編集室 咸じて臨む
ライオン誌日本語版委員 増澤義治
儒教の教典『易経』の中に「咸(かん)じて臨む」という言葉があります。
私が334-E地区ガバナー、334複合地区議長を仰せつかった時、スローガンに用いた言葉です。その意味合いは「上に立つ者と下に立つ者の両者が心で感じ合い、一致団結して事に臨んでいくこと」です。
1860年、勝海舟が日米修好通商条約の批准書交換のためにアメリカに派遣された時の船の名前が「咸臨丸」でした。日本国の威信がかかった大事業を、遣米使節員だけでなく船を動かす全ての者が心で感じ合い達成しようという意味を込め、命名されたものと思います。
この言葉をライオンズクラブに当てはめると、上に立つ者とは先人・先達・経験豊富なメンバーとなり、下に立つ者とは若人・新人・未来を担っていく次世代リーダーに当たります。ライオンズクラブでは上は90歳を過ぎた大先輩が活躍され、下は18歳から入会出来ることになっており、その間には70歳以上の年齢差があります。

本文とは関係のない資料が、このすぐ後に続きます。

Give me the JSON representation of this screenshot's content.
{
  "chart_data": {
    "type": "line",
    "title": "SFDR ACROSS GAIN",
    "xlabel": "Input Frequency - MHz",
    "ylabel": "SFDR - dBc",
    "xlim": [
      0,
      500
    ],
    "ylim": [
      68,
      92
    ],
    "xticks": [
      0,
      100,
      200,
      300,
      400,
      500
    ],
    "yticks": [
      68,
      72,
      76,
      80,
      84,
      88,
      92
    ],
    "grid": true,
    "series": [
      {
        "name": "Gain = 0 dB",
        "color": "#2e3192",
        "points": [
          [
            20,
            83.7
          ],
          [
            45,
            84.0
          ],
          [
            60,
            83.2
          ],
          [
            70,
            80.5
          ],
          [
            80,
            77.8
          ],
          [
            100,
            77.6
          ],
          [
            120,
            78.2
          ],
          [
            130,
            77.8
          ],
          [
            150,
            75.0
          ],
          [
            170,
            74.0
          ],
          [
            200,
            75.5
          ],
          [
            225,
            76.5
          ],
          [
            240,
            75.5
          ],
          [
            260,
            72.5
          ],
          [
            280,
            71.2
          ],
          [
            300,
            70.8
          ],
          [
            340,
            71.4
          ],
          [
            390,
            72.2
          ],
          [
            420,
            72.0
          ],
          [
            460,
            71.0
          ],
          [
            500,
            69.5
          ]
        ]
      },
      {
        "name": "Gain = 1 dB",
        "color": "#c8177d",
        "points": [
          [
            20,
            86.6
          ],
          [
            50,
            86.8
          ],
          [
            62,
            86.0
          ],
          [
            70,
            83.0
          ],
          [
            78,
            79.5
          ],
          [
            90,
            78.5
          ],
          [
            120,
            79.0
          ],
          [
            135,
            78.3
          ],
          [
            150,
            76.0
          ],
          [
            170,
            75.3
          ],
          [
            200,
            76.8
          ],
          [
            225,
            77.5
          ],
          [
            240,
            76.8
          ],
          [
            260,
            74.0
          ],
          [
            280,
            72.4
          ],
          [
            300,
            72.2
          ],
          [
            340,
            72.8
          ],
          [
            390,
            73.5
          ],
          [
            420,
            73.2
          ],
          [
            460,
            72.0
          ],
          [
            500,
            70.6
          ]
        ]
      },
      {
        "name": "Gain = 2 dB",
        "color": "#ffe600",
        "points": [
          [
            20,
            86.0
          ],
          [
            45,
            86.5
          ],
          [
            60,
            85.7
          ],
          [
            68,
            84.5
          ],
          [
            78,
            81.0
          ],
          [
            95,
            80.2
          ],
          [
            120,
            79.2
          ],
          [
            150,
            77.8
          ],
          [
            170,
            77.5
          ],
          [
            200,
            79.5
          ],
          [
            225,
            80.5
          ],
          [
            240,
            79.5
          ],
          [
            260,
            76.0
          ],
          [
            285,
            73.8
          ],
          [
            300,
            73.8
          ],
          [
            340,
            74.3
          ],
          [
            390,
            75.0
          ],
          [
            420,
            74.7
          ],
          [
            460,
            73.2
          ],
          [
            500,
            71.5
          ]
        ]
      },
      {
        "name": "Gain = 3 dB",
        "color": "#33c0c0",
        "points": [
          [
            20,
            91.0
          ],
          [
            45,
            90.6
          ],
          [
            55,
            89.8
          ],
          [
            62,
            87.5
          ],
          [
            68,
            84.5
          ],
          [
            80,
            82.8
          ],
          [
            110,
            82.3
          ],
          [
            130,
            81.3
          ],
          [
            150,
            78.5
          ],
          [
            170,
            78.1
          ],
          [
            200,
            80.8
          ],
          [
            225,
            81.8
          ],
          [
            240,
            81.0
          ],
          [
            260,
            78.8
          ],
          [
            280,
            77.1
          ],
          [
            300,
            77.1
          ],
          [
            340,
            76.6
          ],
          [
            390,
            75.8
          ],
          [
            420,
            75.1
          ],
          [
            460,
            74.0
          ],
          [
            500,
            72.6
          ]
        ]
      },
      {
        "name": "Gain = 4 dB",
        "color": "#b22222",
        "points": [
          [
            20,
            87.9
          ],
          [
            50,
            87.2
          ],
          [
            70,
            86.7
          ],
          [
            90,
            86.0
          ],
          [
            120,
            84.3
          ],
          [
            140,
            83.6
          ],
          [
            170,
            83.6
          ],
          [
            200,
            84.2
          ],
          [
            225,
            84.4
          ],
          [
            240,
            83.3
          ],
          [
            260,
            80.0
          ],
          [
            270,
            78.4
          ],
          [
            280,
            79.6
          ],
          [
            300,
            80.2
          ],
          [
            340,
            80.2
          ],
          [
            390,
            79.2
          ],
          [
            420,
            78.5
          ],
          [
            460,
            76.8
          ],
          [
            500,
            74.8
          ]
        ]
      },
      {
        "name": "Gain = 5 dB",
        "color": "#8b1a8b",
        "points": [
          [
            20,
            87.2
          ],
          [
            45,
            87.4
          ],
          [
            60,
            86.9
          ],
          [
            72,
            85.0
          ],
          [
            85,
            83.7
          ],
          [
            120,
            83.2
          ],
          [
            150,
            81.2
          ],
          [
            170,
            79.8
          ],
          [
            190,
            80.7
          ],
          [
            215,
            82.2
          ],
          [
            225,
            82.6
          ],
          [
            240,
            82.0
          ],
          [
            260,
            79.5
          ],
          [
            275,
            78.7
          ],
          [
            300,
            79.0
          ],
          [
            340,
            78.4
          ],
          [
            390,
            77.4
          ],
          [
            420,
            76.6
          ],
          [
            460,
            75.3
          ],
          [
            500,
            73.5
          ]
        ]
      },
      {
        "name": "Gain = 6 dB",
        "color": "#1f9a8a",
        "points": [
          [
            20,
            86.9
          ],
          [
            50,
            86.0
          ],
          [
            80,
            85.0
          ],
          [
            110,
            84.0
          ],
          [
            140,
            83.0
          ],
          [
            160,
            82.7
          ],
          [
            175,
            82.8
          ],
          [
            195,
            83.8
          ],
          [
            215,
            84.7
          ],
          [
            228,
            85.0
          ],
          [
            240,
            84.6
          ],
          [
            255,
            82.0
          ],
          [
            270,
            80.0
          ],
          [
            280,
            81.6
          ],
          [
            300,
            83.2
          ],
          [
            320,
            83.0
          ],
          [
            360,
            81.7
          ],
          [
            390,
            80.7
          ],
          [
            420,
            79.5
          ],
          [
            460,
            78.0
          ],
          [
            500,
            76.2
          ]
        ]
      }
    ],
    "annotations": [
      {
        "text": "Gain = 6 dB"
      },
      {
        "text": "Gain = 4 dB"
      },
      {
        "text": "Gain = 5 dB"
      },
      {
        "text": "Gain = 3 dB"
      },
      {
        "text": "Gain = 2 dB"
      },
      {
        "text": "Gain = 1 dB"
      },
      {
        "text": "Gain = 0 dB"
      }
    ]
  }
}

クラブやゾーン、リジョン、地区などでいろいろな奉仕事業を行っていく中で、年を重ねたメンバーには豊富な人生経験で培った知識や知恵を伝えるなどの活躍の場があります。一方、若いメンバーには体力を発揮して活躍出来る場があり、将来のクラブ運営や地区・複合を背負って立つ金の卵でもあります。互いが認め合い、同じ方向に同じ歩幅で進み、それぞれの得意・不得意を補い合って協力し、一つの事業を成功に導いていく。それがライオンズクラブの在るべき姿だと思います。
ライオンズクラブは年齢差を超えて友好を深められるすばらしい組織であり、個の人格形成と人間的な成長に大いに役立つ場だと思います。そんな組織の一員として積極的に活動し、仲間を増やし、地域社会のために共にがんばろうではありませんか。